My voice softens, and I look him in the eye. “I’m not that person anymore, Theodore. I’m not the girl you knew. And I can’t go back to who I was.”
He nods slowly, absorbing my words, finally understanding. “I know, that I hurt you and broke your trust, Juniper. But I have changed, too. I am not the same boy I was five years ago. I tried making things right, but you just disappeared without a word.”
My emotions get the better of me as I say, "Yes I left. I lost everything because of you. I saw my whole future slip away and there was nothing I could do. So I left and started a new life for me without that shadow hanging over my head. I am sorry Theodore, I am happy that you have changed and that you are a better person now, but there is no way I will ever be able to trust you again."
I start walking away from him but he pulls me back by my hand as he says, "I am not letting you slip away again. I am not going anywhere, I will find a way to prove to you that you can trust me and that my feelings for you are true."

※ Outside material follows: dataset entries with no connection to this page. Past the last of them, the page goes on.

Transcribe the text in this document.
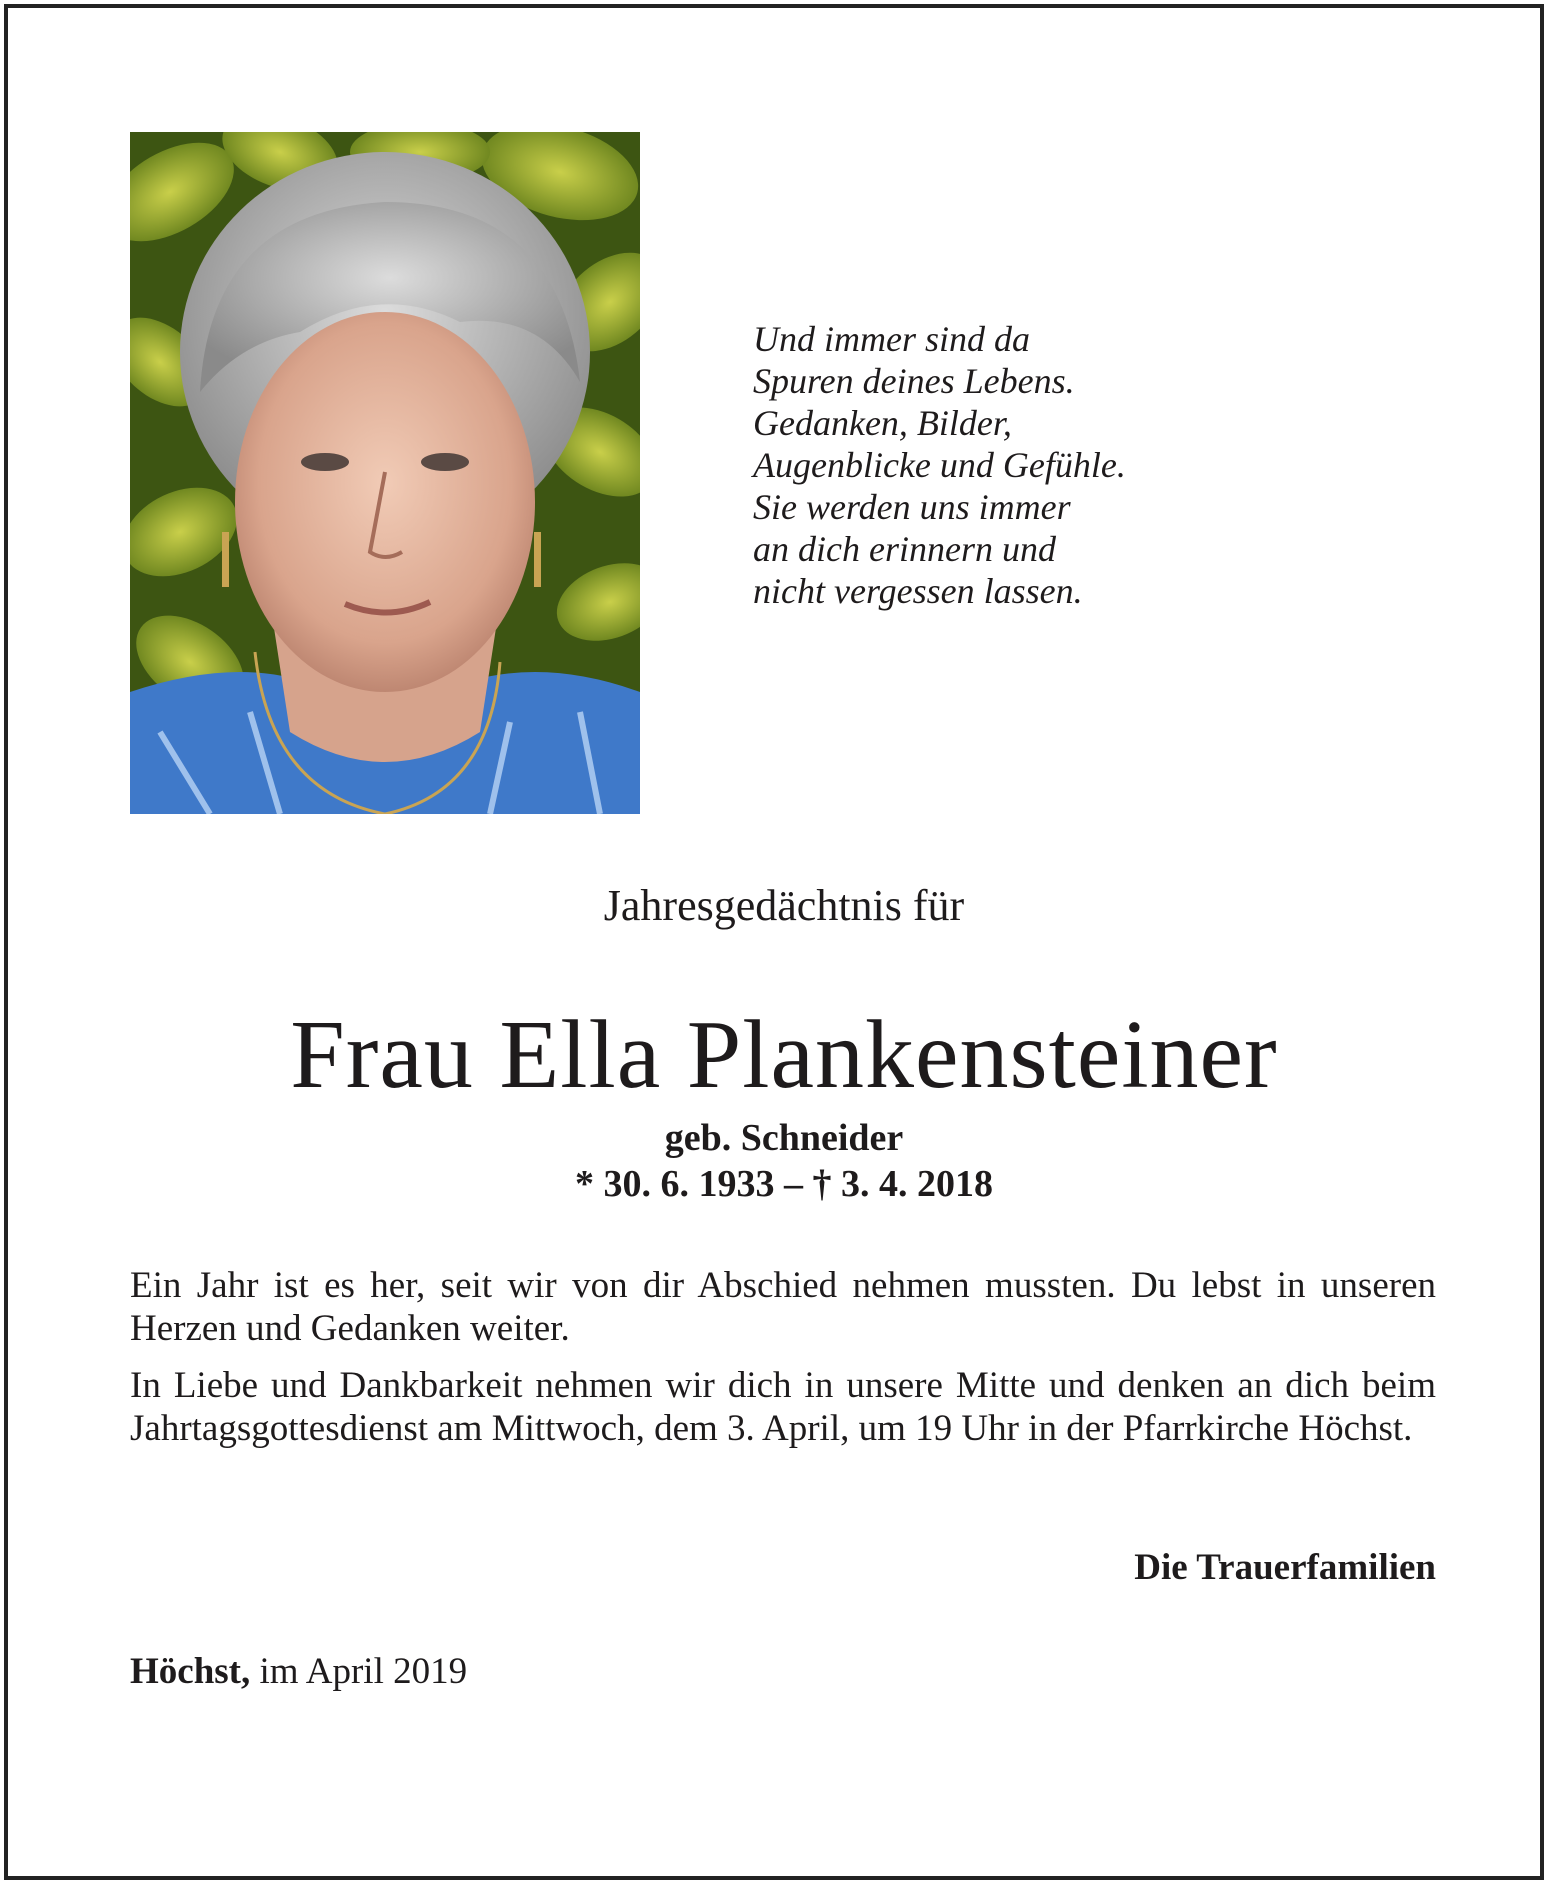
Und immer sind da
Spuren deines Lebens.
Gedanken, Bilder,
Augenblicke und Gefühle.
Sie werden uns immer
an dich erinnern und
nicht vergessen lassen.
Jahresgedächtnis für
Frau Ella Plankensteiner
geb. Schneider
* 30. 6. 1933 – † 3. 4. 2018
Ein Jahr ist es her, seit wir von dir Abschied nehmen mussten. Du lebst in unseren Herzen und Gedanken weiter.
In Liebe und Dankbarkeit nehmen wir dich in unsere Mitte und denken an dich beim Jahrtagsgottesdienst am Mittwoch, dem 3. April, um 19 Uhr in der Pfarrkirche Höchst.
Die Trauerfamilien
Höchst, im April 2019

I pull my hand out of his and make my way back to the party. I take a deep breath as I reenter the ballroom, smoothing my gown and forcing a bright smile as I blend back into the festive crowd. The lights sparkle overhead, and the band plays a jazzy rendition of a holiday classic, the warmth and cheer of the room in stark contrast to the heavy conversation I just left behind.
I weave through groups of guests, greeting some of them, my laughter and smiles masking the emotions churning inside. My mind races with memories of Theodore, echoes of our past, but I push them down, determined to enjoy the night I worked so hard to create. I have worked too hard, fought too long to let his sudden reappearance pull me back into the pain I have left behind.

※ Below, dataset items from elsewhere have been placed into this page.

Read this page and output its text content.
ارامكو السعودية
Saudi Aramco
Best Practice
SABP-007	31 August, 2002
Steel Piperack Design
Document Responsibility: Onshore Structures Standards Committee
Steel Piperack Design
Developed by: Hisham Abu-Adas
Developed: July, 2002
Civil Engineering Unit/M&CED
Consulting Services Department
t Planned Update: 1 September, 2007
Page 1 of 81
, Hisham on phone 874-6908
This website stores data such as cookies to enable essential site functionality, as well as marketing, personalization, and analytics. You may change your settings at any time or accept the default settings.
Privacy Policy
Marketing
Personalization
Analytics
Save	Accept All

Grabbing a glass of champagne from a passing server, I make my way to the dessert table, admiring the glittering array of sweets I helped plan. I pick up a delicate sugar cookie shaped like a snowflake, savoring its sweetness, grounding myself in the moment.
When the next song begins, Sebastian takes my hand, pulling me onto the dance floor. I let myself laugh, twirling to the music, letting the joy and rhythm of the evening sweep my worries away. The lights, the laughter, it’s everything I need tonight.
But every so often, I catch a glimpse of Theodore across the room. He stands near the edge of the crowd, his gaze sometimes drifting in my direction. I quickly looks away each time, my heart skipping, but I don’t let myself linger. Tonight, I am here for myself, to celebrate, to enjoy the holiday spirit I helped create. I deserves atleast that.
So, for the rest of the night, I focus on the party, and the hard won happiness I have claimed for myself. I dance, I laugh, and I let myself be in the moment, leaving the shadows of my past where they belong, in the past.